Average daily volumes in the global foreign exchange market dropped by almost 14 percent in July, data from FX settlement system CLS showed, as traders took their summer breaks and as volatility approached historic lows.
Volumes were the same as last July when volatility was twice its current levels. As interest rates stay low globally, crimping arbitrage between even the most liquid currencies traders have little incentive to take positions.
Daily currency trading volumes on one platform provider -Thomson Reuters – fell 11 percent month-on-month, the company said on Friday.
The value of all transactions through the CLS system, which is used almost universally by the banking industry to process or settle trades, dropped to $4.71 trillion in July.
CLS noted that volumes from April to June rose 14 percent.
A survey by the Bank of England in July showed daily currency trading in London, the world’s largest foreign exchange center, rose 7 percent in the six months to April.

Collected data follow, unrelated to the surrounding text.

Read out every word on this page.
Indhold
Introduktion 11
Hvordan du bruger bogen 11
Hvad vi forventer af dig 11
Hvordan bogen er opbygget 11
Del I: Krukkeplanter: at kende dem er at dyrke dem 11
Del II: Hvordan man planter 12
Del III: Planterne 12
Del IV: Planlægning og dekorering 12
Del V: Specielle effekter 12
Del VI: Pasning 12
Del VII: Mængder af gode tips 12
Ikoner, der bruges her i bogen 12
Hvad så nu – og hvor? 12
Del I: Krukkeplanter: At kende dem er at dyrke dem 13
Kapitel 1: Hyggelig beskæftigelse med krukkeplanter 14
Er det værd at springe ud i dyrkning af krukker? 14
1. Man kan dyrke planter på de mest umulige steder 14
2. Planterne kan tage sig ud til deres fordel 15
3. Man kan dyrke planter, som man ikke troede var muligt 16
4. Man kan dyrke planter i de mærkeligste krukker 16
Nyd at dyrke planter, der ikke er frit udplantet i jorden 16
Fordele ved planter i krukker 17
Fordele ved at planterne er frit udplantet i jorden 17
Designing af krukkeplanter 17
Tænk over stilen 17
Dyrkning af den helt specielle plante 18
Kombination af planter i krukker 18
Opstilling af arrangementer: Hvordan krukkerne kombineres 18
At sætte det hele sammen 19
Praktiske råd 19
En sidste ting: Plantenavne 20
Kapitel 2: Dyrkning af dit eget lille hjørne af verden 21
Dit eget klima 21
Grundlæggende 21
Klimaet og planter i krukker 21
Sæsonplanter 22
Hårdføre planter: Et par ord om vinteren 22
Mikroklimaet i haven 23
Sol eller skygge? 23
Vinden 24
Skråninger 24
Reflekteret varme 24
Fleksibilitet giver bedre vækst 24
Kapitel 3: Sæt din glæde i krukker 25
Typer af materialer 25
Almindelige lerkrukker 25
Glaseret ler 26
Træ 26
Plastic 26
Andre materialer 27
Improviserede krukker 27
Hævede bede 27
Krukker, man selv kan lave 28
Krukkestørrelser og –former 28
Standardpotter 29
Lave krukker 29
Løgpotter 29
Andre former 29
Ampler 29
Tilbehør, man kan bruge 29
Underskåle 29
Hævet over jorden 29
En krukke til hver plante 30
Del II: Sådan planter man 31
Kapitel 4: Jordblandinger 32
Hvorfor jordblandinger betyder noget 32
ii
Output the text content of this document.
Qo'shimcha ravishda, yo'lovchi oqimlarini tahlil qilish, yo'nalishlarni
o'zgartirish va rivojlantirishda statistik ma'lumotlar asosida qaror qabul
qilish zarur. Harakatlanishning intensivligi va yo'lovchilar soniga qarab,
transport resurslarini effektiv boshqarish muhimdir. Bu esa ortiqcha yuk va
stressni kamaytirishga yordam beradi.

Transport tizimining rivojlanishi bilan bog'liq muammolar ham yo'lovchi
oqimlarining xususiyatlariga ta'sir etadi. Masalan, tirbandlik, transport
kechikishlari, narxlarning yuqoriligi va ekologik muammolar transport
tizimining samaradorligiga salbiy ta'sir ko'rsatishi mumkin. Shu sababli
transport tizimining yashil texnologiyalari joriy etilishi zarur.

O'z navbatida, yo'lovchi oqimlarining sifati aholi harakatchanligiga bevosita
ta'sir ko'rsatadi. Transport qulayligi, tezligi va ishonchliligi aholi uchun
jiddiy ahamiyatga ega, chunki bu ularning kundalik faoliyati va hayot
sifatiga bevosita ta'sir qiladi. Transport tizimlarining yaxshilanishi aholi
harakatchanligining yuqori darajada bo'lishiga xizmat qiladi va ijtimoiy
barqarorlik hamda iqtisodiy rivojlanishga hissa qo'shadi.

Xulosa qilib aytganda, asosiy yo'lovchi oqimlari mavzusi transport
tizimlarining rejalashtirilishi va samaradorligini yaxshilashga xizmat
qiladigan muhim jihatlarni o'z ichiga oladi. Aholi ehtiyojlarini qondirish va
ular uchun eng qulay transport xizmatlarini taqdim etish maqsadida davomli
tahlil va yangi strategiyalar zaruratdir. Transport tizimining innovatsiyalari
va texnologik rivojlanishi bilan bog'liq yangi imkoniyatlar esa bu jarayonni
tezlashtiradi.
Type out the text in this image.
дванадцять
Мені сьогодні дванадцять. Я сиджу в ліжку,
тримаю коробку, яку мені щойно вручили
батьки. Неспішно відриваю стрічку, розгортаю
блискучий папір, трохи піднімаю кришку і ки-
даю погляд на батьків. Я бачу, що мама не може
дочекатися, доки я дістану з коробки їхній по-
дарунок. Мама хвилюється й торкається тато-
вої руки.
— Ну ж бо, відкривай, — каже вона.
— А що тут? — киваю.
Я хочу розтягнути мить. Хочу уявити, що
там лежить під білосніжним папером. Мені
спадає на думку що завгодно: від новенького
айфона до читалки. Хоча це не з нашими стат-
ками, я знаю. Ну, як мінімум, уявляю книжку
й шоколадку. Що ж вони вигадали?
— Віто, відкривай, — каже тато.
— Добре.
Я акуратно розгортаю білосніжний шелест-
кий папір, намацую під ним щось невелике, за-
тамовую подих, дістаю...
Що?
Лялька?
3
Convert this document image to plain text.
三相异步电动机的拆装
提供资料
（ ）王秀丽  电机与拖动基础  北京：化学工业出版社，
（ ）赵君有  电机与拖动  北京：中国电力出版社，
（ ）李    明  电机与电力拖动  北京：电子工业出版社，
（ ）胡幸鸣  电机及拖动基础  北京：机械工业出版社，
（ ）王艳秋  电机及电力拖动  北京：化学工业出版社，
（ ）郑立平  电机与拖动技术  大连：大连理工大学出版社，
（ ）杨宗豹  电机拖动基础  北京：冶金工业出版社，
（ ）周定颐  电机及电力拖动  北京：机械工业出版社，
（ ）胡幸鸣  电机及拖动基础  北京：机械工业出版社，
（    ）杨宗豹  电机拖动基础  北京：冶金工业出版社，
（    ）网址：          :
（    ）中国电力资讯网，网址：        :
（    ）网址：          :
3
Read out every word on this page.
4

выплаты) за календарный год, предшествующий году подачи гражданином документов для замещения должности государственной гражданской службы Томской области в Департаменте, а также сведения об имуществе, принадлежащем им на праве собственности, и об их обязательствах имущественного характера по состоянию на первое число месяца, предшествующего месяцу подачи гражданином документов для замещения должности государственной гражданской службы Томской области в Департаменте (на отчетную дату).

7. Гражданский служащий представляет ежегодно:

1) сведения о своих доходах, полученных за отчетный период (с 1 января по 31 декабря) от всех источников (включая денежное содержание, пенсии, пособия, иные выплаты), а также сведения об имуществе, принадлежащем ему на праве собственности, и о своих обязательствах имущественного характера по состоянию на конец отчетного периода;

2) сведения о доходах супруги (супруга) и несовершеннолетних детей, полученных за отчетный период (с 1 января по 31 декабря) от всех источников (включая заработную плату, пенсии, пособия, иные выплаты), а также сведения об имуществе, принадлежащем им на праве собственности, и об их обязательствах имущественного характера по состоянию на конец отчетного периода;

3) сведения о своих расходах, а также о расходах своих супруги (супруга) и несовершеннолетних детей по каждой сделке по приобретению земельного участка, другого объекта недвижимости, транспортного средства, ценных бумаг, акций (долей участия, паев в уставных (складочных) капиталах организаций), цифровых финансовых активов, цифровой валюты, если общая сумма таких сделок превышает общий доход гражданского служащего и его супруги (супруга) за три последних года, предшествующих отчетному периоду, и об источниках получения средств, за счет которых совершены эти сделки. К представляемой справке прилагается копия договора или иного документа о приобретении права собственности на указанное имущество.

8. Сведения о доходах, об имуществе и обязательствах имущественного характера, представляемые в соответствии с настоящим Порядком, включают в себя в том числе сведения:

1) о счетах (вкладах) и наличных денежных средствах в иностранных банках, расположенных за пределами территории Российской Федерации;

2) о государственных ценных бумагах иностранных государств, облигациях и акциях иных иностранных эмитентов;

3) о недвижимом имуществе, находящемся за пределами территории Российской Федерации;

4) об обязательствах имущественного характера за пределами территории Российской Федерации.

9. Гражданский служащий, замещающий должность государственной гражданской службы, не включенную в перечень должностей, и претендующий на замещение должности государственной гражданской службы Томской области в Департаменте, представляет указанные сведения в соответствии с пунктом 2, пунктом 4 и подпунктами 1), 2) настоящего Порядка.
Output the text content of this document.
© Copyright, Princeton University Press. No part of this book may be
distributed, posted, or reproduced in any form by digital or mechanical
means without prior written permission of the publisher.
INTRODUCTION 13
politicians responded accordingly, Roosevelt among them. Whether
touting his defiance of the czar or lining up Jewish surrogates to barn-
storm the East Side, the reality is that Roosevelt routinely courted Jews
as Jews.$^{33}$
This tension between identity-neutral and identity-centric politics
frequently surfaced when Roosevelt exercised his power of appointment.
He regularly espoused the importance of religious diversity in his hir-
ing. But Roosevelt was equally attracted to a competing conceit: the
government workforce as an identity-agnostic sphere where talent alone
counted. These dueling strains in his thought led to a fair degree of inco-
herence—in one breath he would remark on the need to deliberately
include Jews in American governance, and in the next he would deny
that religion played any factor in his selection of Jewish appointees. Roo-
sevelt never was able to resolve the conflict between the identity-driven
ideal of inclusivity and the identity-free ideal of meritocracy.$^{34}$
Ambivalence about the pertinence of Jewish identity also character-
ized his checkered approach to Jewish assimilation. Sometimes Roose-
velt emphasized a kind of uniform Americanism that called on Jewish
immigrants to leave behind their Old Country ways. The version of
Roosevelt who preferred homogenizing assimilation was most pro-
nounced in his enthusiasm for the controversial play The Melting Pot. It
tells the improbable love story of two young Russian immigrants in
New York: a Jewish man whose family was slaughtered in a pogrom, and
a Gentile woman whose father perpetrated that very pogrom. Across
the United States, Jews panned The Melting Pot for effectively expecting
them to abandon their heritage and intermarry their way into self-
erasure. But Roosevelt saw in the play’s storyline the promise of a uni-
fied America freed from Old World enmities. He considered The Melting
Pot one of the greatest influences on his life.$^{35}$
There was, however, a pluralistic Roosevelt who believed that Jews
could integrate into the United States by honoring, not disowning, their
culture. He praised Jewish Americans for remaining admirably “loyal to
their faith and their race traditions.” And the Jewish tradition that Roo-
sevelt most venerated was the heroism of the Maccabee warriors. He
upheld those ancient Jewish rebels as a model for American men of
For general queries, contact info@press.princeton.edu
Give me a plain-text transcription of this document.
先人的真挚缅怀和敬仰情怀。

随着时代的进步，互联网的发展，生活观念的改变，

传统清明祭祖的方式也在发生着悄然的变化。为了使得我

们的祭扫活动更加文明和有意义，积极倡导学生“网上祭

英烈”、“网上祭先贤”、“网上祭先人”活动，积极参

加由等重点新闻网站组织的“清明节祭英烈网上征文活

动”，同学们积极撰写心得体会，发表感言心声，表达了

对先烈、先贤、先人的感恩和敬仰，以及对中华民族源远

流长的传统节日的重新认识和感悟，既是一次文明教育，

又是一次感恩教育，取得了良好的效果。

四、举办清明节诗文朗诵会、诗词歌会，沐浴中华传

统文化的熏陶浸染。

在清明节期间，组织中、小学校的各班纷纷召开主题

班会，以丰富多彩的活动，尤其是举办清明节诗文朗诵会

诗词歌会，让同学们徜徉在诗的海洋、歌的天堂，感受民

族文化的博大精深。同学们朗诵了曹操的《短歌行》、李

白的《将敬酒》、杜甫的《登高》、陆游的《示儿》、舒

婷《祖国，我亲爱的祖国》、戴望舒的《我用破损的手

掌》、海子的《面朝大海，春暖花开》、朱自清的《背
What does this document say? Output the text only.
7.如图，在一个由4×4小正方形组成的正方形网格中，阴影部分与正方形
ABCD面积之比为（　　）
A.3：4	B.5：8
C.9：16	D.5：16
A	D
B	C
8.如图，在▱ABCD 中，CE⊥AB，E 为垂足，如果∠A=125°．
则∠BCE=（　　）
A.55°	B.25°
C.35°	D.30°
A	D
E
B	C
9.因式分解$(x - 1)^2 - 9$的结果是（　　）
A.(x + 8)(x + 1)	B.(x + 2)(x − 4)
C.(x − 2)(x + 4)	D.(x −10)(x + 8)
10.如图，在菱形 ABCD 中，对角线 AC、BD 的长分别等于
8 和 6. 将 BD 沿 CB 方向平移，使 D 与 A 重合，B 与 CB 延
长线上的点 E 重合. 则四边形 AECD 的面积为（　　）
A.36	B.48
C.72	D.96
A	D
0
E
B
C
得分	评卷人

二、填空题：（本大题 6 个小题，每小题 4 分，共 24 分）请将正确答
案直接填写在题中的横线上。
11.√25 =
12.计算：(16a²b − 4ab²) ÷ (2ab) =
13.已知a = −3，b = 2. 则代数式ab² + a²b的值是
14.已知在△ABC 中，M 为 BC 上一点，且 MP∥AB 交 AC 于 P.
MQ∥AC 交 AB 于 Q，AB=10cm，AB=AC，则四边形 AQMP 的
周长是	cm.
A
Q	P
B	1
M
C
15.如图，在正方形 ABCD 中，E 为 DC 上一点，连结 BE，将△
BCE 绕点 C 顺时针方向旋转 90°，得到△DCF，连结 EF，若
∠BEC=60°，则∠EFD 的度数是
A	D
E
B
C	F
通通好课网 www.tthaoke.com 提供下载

But a combination of ultra-low interest rates across the developed world and an uncertain regulatory environment has hammered spot trade volumes over the past year. The BoE said spot volumes from October to April were down more than a fifth.
Spot trading on Thomson Reuters platforms – which includes Thomson Reuters Matching and FXall – fell to $99 billion, its lowest in at least 18 months. But overall, volumes were up 8 percent on the year at $344 billion.
Volumes at rival platform EBS fell by 8 percent from a month ago to $70.6 billion, leaving them 21 percent below where they were a year ago, and highlighting the troubles that the interdealer broker has been facing.